When whitespace isn't whitespace, but it is white [:space:]

After much wrestling with hexdumps, Matthew highlighted an issue for us today of the stealthy ninja linebreak. Here it is. Are you ready? Right: "
"

Did you spot it? Unlike all the other linebreaks in this Wordpress post, it hasn't been converted to a <br/> or <p/> tag, so Wordpress didn't. Not entirely fair of me to expect it to, though, as strictly speaking it's the line separator, \u2029. It has a nonidentical twin brother, the paragraph separator, \u2030. A shady pair of characters, these two: intended for printing use rather than computer use, like many of the other (horizontal) spacings in the General Punctuation code chart.

The reason that Matthew even noticed something was going funny in the first place was that Coldfusion's JSStringFormat doesn't escape it, but some output streams entirely filter it out. Javascript would see whitespace and sometimes die with formatting problems, but text dumps of the database revealed nothing at the command line. It was a sort of Mandelbreak, appearing and disappearing as if by random until he revealed it by dumping the actual bytes.

Ultimately, though, if you're filtering out high-end codepoints, why should you care? Well, imagine someone typed this into your site:

ja
vascr
ipt:alert("foo!");

If that looks like a blatant Javascript link to you (it does to me, on Firefox 3), then check the source. So: on the round trip from user input, through filters, into the database, back out again and then to whatever rendering system you're using: can you be certain that those line separators wouldn't just magically disappear, leaving you with some cross-site scripting?

Normalizing whitespace---reducing all whitespace clusters down to a single space---is a useful way of at least taking the sting out of such odd characters. Matthew initially mentioned as a problem that:

Firefox's Javascript parser (and possibly others) treats it as an end-of-line if it encounters one

But this can be put to good use: assuming it's consistent in its parsing at all levels, Javascript should have an innate understanding of whitespace beyond the ASCII character set. So it should spot the stealth spaces and be able to normalize them. Putting '\s' in the input field on this tester script does indeed return a list with both \u2028 and \u2029 are both on the list.

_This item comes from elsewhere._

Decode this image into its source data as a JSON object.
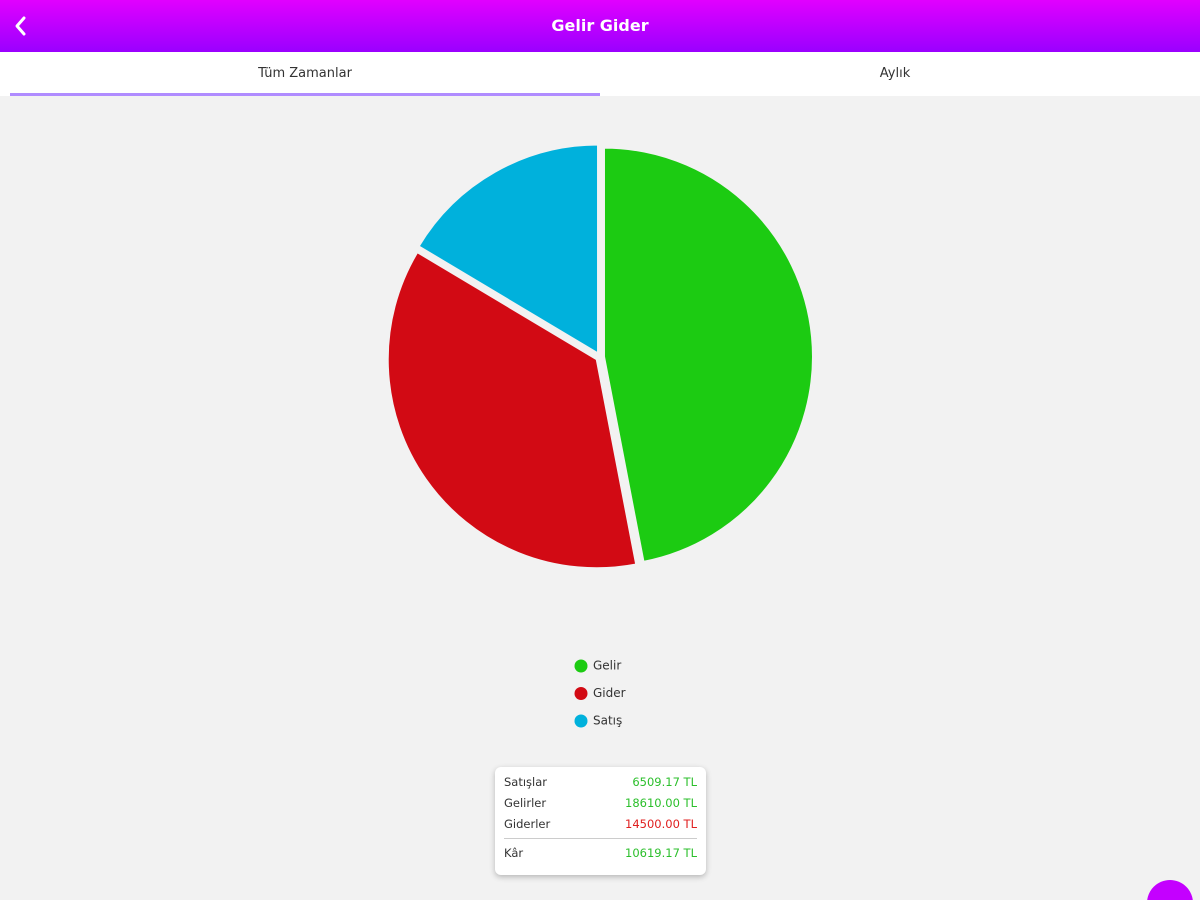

So if you're accepting user input then your first set of gatekeepers could be this code, running when a form is submitted:

jQuery(":input").each(function(i) {
  jQuery(this).val(jQuery(this).val().replace(/\s+/, " "))
});

You should never depend solely on browser-side sanitization, of course, as whatever you get the browser to do, a cross-site scripter can fake having done.

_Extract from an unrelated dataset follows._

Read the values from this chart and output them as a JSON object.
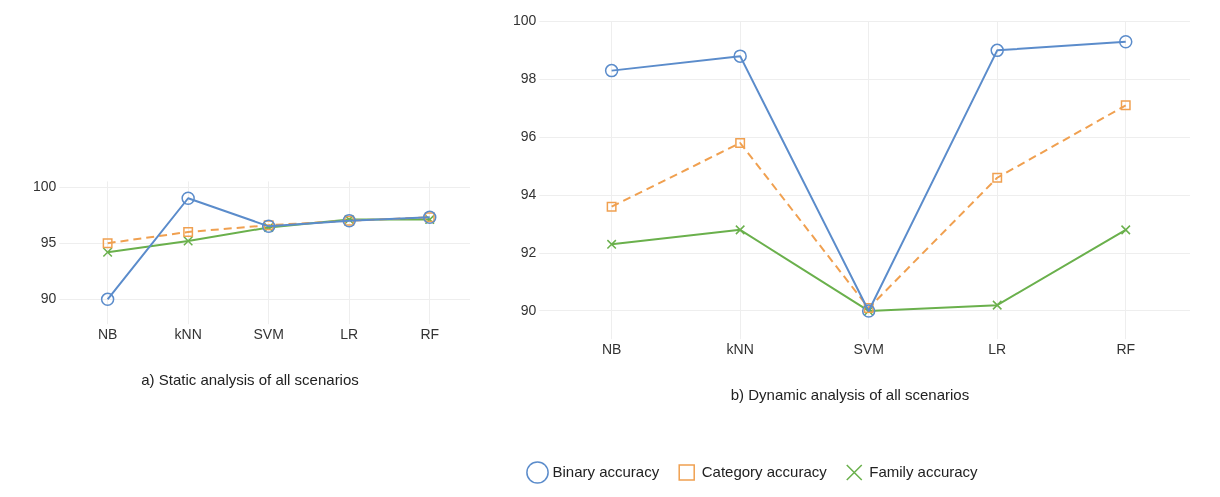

An equivalent server-side solution would be to use a regex parser that supports, whether implicitly as '\s' or explicitly as '[:space:]', POSIX character classes. These are regular expression terms in square brackets, based on a special colon-delimited marker: "[:space:]" means "any one of all the ASCII whitespace characters, plus any character which has the Unicode \p{Z} character property" (character properties are Unicode's equivalent of character classes). Picking a handful of technologies, Coldfusion claims to support POSIX classes; Python will support them in version 2.7 (a quick test suggests that '\s' in the re module is limited to catching only ASCII whitespace); and Opera was patched in version 9.52 only a couple of months ago to prevent XSS attacks utilizing these very characters.

Until there's a straightforward way, in a large and distributedly developed project like blogging software or a framework, to catch all the looky-likey high-codepoint whitespace, then only whitelisting---of characters and of markup---will really guarantee that the content you let into the system will resemble---both in security terms and byte by byte---the content you finally release. So how safe is your site, and how robust your offline content workflows?